What is the best advice you have received in your career?
When I was graduating, one of my professors told me “never stop learning”. He add that whatever your salary is make sure you invest 10% of it in learning. [No hardware allowed, just trainings and books]. This was great advice and I have managed to hit that target in most years.
You mentioned your kids. How do you organise work and family between you and your partner? What has it changed in your life?
I love our kids’ open curiosity and boundless fascination for literally anything. I have never spoken to more garbage truck drivers, zookeepers, and pilots in my life. In terms of day-to-day organisation, we see couples slowly moving into very traditional roles, against all their intentions. We have both chosen jobs we love and having kids was an equally conscious and wholehearted decision for both of us. For us this means sharing the responsibilities and having a shared understanding of the challenges of parenting. What I found astonishing was that for men reducing work time to look after a young family seems surprising. At the same time it is rather expected from women. We aim to balance our family responsibilities and joys on equal terms.
What is the future of UX for you?
UX designers need to be user advocates, today more than ever. To design meaningful services we want to be empathetic and truly curious about the challenge.

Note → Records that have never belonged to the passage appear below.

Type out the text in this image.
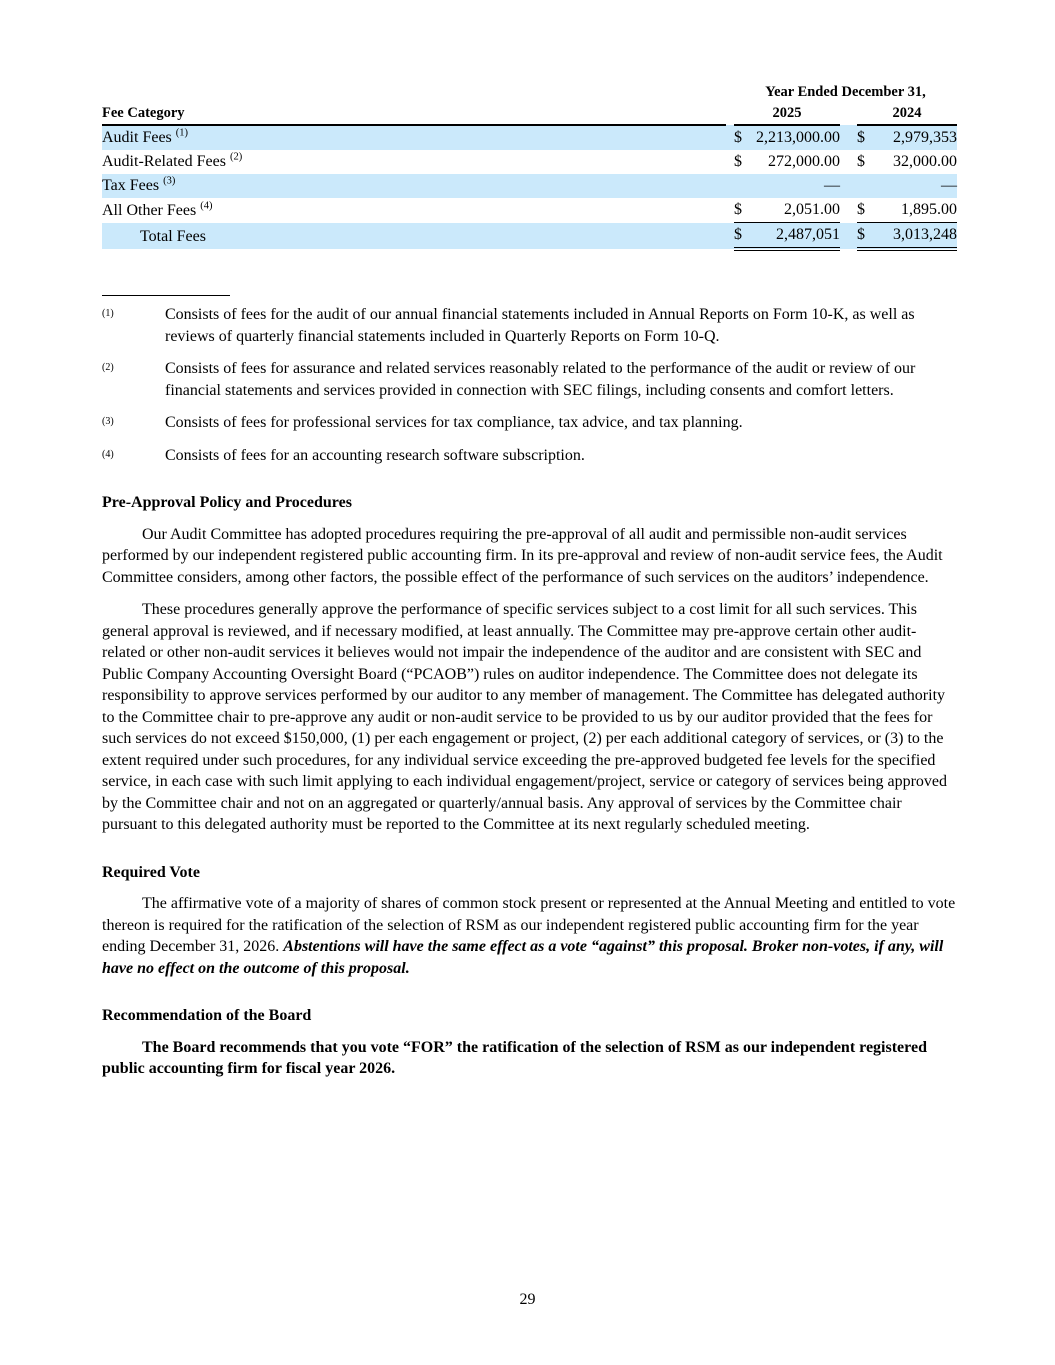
		Year Ended December 31,				
Fee Category		2025			2024	
Audit Fees $^{(1)}$		$	2,213,000.00		$	2,979,353
Audit-Related Fees $^{(2)}$		$	272,000.00		$	32,000.00
Tax Fees $^{(3)}$			—			—
All Other Fees $^{(4)}$		$	2,051.00		$	1,895.00
Total Fees		$	2,487,051		$	3,013,248
(1)	Consists of fees for the audit of our annual financial statements included in Annual Reports on Form 10-K, as well as reviews of quarterly financial statements included in Quarterly Reports on Form 10-Q.
(2)	Consists of fees for assurance and related services reasonably related to the performance of the audit or review of our financial statements and services provided in connection with SEC filings, including consents and comfort letters.
(3)	Consists of fees for professional services for tax compliance, tax advice, and tax planning.
(4)	Consists of fees for an accounting research software subscription.
Pre-Approval Policy and Procedures

Our Audit Committee has adopted procedures requiring the pre-approval of all audit and permissible non-audit services performed by our independent registered public accounting firm. In its pre-approval and review of non-audit service fees, the Audit Committee considers, among other factors, the possible effect of the performance of such services on the auditors’ independence.

These procedures generally approve the performance of specific services subject to a cost limit for all such services. This general approval is reviewed, and if necessary modified, at least annually. The Committee may pre-approve certain other audit-related or other non-audit services it believes would not impair the independence of the auditor and are consistent with SEC and Public Company Accounting Oversight Board (“PCAOB”) rules on auditor independence. The Committee does not delegate its responsibility to approve services performed by our auditor to any member of management. The Committee has delegated authority to the Committee chair to pre-approve any audit or non-audit service to be provided to us by our auditor provided that the fees for such services do not exceed $150,000, (1) per each engagement or project, (2) per each additional category of services, or (3) to the extent required under such procedures, for any individual service exceeding the pre-approved budgeted fee levels for the specified service, in each case with such limit applying to each individual engagement/project, service or category of services being approved by the Committee chair and not on an aggregated or quarterly/annual basis. Any approval of services by the Committee chair pursuant to this delegated authority must be reported to the Committee at its next regularly scheduled meeting.

Required Vote

The affirmative vote of a majority of shares of common stock present or represented at the Annual Meeting and entitled to vote thereon is required for the ratification of the selection of RSM as our independent registered public accounting firm for the year ending December 31, 2026. Abstentions will have the same effect as a vote “against” this proposal. Broker non-votes, if any, will have no effect on the outcome of this proposal.

Recommendation of the Board

The Board recommends that you vote “FOR” the ratification of the selection of RSM as our independent registered public accounting firm for fiscal year 2026.

29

I see two trends in the design roles emerging: Designers acting as facilitators unlocking collaboration between different teams in the business, become the departmental super-glue. Their key focus is on human needs, how these can be best fulfilled through the services we build and what is required to make them real. Finally, with these broadening roles we are seeing the emergence of specialisms along the new design materials, such as AI and voice activated systems.